It is now officially an "us or them" situation. Our halls of power are not interested in compromise. They've made it abundantly clear with the constant refrain given via tweets and Facebook comments over the last two months: "You lost snowflake. So suck it up, buttercup!"
-40hz
You may be right, but your reaction to IainB's comment is making the situation *worse*.
There are many of us who were horrified by both major candidates (witness the "never Trump" movement"), and I think that for many of such people, we'd *like* to be united on the side that supports Snowden. But as IainB demonstrates, trying to tie that support to support of the "blue team" really does keep many of us away. That's driving a wedge deeper, preventing those of us who disliked *both* the status quo
and Trump, from uniting under a common flag.
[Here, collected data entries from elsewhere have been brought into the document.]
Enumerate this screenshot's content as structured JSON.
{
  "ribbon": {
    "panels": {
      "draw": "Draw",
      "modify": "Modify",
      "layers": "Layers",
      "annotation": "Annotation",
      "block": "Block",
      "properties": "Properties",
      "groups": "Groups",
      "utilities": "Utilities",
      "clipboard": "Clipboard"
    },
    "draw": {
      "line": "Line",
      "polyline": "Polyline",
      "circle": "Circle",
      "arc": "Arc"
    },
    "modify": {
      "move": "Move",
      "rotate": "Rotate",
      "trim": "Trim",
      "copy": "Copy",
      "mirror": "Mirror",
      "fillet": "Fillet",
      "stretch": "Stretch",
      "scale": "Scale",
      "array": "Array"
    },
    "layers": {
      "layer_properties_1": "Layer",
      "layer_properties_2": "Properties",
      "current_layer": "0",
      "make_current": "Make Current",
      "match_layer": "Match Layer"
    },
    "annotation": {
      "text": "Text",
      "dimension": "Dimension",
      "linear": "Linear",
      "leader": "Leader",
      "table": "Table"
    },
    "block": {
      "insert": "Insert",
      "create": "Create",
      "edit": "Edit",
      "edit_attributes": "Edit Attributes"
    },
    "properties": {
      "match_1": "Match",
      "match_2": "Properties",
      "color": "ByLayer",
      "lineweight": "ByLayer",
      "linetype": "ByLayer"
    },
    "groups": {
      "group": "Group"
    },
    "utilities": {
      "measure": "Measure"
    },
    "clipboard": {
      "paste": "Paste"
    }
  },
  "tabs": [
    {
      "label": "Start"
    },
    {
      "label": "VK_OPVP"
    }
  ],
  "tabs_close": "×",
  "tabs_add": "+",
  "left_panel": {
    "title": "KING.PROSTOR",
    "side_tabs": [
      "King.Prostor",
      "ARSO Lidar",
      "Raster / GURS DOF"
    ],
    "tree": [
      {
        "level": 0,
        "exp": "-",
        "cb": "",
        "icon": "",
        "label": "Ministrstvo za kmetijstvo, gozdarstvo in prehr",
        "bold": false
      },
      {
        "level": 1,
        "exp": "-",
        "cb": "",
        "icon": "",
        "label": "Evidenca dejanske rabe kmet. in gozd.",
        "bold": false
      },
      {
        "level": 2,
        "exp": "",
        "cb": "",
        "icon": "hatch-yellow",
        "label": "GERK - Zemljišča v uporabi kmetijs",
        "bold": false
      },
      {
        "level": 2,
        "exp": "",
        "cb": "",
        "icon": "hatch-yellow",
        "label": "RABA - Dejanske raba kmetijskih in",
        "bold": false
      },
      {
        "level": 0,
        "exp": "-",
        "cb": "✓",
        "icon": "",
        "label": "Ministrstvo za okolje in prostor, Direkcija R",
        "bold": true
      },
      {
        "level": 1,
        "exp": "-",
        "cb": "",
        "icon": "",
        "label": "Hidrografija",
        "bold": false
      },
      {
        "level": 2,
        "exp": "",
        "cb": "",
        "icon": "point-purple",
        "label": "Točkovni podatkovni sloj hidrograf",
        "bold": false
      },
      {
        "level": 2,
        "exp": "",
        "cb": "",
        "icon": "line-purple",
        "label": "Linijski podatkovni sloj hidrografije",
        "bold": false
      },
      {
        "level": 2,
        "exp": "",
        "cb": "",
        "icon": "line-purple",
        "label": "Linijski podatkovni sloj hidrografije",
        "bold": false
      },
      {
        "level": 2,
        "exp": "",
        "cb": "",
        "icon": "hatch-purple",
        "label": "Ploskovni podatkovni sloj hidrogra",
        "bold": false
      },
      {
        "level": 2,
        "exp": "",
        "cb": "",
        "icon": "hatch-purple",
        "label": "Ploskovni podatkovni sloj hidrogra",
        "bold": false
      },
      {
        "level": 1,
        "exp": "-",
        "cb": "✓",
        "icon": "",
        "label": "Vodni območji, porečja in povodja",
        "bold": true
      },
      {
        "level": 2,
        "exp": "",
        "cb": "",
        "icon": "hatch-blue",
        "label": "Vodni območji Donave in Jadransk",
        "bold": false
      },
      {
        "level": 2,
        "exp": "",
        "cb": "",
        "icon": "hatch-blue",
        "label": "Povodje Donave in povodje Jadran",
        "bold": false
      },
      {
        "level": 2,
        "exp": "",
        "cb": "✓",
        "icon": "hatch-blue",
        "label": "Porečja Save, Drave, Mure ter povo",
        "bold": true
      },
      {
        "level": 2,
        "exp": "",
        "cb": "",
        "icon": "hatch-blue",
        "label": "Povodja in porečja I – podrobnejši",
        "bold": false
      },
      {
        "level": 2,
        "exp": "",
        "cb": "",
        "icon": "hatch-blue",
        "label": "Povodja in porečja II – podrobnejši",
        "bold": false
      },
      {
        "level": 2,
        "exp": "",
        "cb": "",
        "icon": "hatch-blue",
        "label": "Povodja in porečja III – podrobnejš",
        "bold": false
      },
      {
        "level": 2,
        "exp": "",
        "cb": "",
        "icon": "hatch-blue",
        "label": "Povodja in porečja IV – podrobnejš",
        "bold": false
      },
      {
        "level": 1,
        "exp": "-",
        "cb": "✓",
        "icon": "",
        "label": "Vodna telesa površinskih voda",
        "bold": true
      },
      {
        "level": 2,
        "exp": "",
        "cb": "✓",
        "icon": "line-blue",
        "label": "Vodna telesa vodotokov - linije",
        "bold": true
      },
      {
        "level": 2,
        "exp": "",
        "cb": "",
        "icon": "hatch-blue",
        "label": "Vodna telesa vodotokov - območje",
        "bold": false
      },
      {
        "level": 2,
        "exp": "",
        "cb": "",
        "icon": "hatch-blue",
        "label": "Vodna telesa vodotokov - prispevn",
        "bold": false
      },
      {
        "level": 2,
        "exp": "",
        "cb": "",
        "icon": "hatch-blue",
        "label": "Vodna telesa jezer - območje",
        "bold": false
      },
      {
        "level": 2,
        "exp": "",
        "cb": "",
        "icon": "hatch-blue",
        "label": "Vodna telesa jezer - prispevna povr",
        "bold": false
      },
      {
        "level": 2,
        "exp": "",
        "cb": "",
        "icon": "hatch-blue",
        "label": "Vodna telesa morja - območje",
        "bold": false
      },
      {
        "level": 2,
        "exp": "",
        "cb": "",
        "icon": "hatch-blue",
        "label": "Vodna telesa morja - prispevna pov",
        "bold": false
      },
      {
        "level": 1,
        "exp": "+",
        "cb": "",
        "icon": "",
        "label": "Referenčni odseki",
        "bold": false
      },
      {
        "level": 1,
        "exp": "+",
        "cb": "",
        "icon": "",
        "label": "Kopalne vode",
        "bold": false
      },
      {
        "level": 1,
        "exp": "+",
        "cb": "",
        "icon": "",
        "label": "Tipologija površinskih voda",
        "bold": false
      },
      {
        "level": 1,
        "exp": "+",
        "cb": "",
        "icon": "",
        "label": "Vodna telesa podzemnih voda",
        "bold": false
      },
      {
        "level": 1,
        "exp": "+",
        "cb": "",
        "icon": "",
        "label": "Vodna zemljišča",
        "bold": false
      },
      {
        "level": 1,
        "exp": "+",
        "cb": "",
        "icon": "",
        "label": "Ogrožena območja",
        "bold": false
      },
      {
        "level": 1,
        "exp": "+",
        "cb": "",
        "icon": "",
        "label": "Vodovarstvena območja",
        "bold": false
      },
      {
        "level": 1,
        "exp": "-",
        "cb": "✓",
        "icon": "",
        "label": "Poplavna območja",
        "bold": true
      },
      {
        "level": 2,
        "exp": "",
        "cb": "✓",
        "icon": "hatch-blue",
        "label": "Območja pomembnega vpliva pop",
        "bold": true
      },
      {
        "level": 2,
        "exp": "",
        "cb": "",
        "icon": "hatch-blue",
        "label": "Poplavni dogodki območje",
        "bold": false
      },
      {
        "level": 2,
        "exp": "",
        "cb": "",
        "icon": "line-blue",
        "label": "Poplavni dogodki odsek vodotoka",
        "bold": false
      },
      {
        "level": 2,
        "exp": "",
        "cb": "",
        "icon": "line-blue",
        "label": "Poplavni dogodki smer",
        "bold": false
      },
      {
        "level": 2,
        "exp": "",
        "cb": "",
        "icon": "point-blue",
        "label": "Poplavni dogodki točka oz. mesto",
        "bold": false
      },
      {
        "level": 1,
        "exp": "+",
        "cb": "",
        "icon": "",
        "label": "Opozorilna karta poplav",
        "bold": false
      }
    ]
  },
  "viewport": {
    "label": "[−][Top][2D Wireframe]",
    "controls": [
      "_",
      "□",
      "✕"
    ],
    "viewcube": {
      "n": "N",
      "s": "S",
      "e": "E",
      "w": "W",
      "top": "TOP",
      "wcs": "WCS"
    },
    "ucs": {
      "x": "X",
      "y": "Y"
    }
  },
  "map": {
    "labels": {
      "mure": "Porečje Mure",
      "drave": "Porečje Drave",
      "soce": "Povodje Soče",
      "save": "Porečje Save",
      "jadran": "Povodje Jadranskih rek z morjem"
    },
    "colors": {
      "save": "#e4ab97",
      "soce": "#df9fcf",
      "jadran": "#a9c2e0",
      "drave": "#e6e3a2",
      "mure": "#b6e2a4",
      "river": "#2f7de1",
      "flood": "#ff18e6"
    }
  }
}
40hz - your reply seems to assume that we must maintain the current boxes that each tribe wants to draw, and that any resolution must be on those terms: one tribe must defeat the other. I'd much rather see the definition of those boxes be changed significantly, so that I can support the kind of human rights that Snowden's supporters favor, while at the same time working against much of the crap that has become institutionalized in Washington today. I'd like to get there without Trump, but I also want to get there without Clinton - I want a new tribe that can take the best ideas from both.
But IainB's quote shows that there's a significant faction who won't have it that way, we must keep the existing tribal structures, and if we're not with them we must be against them.